Meade’s prediction is based largely on verses and numerical codes in the Bible. He has homed in one number: 33.

“Jesus lived for 33 years. The name Elohim, which is the name of God to the Jews, was mentioned 33 times [in the Bible],” Meade told The Washington Post. “It’s a very biblically significant, numerologically significant number. I’m talking astronomy. I’m talking the Bible … and merging the two.”

And Sept. 23 is 33 days since the Aug. 21 total solar eclipse, which Meade believes is an omen.

He points to the Book of Revelation, which he said describes the image that will appear in the sky on that day, when Nibiru is supposed to rear its ugly head, eventually bringing fire, storms and other types of destruction.

The book describes a woman 'clothed with the sun, with the moon under her feet and a crown of twelve stars on her head' who gives birth to a boy who will 'rule all the nations with an iron scepter' while she is threatened by a red seven-headed dragon. The woman then grows the wings of an eagle and is swallowed up by the earth.

The belief, as previously described by Gary Ray, a writer for Unsealed, is that the constellation Virgo — representing the woman — will be clothed in sunlight, in a position that is over the moon and under nine stars and three planets. The planet Jupiter, which will have been inside Virgo — in her womb, in Ray’s interpretation — will move out of Virgo, as though she is giving birth.
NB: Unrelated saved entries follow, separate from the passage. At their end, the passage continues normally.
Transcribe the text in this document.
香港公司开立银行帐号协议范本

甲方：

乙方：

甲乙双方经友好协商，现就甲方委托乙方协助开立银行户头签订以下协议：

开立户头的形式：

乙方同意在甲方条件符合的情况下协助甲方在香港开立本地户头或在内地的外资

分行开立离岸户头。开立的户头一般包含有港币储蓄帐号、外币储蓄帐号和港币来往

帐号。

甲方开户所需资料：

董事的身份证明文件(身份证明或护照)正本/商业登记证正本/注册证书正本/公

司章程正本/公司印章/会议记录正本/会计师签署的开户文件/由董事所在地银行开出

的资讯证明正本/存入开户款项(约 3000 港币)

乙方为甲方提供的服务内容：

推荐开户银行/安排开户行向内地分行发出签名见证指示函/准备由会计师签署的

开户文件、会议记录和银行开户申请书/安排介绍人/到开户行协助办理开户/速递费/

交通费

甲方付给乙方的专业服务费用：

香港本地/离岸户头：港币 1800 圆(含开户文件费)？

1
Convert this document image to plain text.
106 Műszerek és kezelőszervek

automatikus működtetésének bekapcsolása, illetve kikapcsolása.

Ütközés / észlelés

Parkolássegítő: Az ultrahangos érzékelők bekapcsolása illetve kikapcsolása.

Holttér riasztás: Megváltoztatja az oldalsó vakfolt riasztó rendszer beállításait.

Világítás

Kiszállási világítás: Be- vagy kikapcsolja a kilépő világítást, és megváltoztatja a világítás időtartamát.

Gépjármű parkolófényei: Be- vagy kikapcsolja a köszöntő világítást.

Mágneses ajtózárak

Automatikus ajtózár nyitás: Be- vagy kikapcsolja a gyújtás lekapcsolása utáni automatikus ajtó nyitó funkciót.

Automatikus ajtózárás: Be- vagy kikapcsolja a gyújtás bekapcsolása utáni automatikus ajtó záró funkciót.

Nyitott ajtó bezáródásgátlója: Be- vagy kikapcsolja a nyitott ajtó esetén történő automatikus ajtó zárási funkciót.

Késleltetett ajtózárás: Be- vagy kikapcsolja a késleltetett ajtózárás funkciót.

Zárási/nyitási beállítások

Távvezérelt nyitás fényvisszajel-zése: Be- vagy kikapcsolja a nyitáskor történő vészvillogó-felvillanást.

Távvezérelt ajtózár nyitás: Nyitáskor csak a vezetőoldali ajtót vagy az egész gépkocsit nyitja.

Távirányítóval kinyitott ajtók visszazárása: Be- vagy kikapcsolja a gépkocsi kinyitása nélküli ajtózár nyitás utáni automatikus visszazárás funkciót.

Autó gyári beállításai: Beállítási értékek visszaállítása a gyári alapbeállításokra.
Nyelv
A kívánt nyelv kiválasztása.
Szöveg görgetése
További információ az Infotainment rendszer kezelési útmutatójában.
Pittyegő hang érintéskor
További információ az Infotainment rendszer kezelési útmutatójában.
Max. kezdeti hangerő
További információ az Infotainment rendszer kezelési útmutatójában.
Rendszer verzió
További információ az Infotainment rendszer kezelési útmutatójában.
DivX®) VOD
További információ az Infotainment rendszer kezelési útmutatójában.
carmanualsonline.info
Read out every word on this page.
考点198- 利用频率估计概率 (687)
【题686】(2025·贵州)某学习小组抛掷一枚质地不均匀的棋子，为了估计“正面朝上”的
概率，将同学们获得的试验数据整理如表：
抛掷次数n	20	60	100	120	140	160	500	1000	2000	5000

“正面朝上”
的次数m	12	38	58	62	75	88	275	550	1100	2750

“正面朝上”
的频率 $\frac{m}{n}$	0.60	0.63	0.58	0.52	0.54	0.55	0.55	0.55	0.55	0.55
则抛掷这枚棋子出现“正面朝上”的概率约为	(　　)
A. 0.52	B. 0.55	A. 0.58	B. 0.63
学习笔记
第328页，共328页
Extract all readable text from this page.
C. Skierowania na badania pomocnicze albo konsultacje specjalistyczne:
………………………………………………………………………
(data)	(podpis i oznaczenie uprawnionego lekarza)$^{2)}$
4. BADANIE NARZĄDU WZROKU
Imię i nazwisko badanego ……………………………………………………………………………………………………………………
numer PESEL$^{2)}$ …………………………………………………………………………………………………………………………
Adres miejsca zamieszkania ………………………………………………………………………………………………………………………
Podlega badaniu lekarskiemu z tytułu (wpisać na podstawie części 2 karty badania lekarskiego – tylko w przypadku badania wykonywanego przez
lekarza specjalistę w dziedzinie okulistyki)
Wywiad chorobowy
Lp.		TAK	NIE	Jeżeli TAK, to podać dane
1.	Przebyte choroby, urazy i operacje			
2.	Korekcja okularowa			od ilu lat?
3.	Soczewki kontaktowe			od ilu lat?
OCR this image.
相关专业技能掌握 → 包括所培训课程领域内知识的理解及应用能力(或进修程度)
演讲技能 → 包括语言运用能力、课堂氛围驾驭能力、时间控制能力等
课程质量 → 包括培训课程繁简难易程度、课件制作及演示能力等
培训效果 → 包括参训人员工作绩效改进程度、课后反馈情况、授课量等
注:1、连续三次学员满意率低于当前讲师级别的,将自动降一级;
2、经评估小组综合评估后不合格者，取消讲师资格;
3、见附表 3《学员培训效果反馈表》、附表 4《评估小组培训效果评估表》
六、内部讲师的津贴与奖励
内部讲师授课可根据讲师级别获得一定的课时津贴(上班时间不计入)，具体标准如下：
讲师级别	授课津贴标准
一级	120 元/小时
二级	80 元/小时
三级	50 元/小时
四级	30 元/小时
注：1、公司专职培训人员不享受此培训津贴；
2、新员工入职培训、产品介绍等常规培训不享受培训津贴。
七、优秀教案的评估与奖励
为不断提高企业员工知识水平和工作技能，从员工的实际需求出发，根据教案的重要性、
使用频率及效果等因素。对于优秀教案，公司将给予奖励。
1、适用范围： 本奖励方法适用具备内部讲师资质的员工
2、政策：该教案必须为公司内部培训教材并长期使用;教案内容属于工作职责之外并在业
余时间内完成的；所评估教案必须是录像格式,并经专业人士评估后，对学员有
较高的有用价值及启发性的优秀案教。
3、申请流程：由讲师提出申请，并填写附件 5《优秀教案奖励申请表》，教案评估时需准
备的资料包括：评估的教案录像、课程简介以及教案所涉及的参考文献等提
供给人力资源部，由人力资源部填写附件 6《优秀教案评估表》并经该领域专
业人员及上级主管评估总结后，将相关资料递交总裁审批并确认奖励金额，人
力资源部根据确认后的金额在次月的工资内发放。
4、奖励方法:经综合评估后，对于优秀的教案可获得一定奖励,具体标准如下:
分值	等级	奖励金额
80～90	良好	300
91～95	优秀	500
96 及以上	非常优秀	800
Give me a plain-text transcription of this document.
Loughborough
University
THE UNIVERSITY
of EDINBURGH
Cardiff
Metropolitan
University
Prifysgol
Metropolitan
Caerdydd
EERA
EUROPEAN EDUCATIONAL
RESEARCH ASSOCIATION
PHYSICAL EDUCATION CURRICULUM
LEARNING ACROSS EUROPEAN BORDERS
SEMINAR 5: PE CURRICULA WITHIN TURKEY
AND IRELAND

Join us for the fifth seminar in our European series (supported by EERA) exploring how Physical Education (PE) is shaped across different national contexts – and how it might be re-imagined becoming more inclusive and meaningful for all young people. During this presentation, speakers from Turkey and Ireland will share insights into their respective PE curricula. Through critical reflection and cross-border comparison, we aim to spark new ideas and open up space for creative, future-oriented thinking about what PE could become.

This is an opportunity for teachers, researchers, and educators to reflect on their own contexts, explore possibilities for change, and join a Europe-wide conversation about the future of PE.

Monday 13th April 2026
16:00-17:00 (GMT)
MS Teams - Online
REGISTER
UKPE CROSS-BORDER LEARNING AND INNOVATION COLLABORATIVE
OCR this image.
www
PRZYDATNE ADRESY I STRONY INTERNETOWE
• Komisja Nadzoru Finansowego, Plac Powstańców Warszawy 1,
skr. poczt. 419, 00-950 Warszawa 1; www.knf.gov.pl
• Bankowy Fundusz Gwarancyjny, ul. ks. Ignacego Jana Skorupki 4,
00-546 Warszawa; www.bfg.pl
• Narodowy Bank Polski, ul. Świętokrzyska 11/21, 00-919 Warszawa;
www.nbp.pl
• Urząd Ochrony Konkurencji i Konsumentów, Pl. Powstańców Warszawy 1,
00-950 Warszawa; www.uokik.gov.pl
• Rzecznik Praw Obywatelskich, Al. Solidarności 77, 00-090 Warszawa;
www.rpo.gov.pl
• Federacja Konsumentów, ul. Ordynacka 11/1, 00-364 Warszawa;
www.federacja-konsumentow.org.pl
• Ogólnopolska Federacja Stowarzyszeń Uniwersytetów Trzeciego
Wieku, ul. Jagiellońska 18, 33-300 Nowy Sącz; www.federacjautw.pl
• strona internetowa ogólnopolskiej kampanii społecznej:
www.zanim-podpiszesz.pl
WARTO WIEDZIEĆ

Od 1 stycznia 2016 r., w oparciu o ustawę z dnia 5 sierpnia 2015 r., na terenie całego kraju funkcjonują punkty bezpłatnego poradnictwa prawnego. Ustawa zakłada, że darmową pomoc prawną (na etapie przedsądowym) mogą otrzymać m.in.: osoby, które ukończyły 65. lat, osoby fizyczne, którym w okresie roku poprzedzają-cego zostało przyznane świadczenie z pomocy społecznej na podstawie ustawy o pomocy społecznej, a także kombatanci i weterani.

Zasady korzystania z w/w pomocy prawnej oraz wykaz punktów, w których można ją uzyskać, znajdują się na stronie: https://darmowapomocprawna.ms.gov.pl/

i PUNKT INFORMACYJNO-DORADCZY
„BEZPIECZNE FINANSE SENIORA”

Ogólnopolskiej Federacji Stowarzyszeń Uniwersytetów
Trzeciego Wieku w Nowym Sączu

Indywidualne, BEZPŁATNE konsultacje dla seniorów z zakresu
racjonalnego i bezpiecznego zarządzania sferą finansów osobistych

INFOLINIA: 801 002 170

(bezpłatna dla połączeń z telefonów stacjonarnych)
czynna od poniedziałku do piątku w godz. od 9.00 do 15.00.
To make clear, Meade said he’s not saying the world will end Saturday. Instead, he claims, the prophesies in the Book of Revelation will manifest that day, leading to a series of catastrophic events that will happen over the course of weeks."

Read the Washington Post, The world as we know it is about to end — again — if you believe this biblical doomsday claim., which notes that Hedgehog News published a "story with a headline that appears to give credence to the doomsday claim — and was published in the Science section under the label “Planets.”

Republi-cons are such suckers for snake oil salesmen.

Any question how The Donald got elected.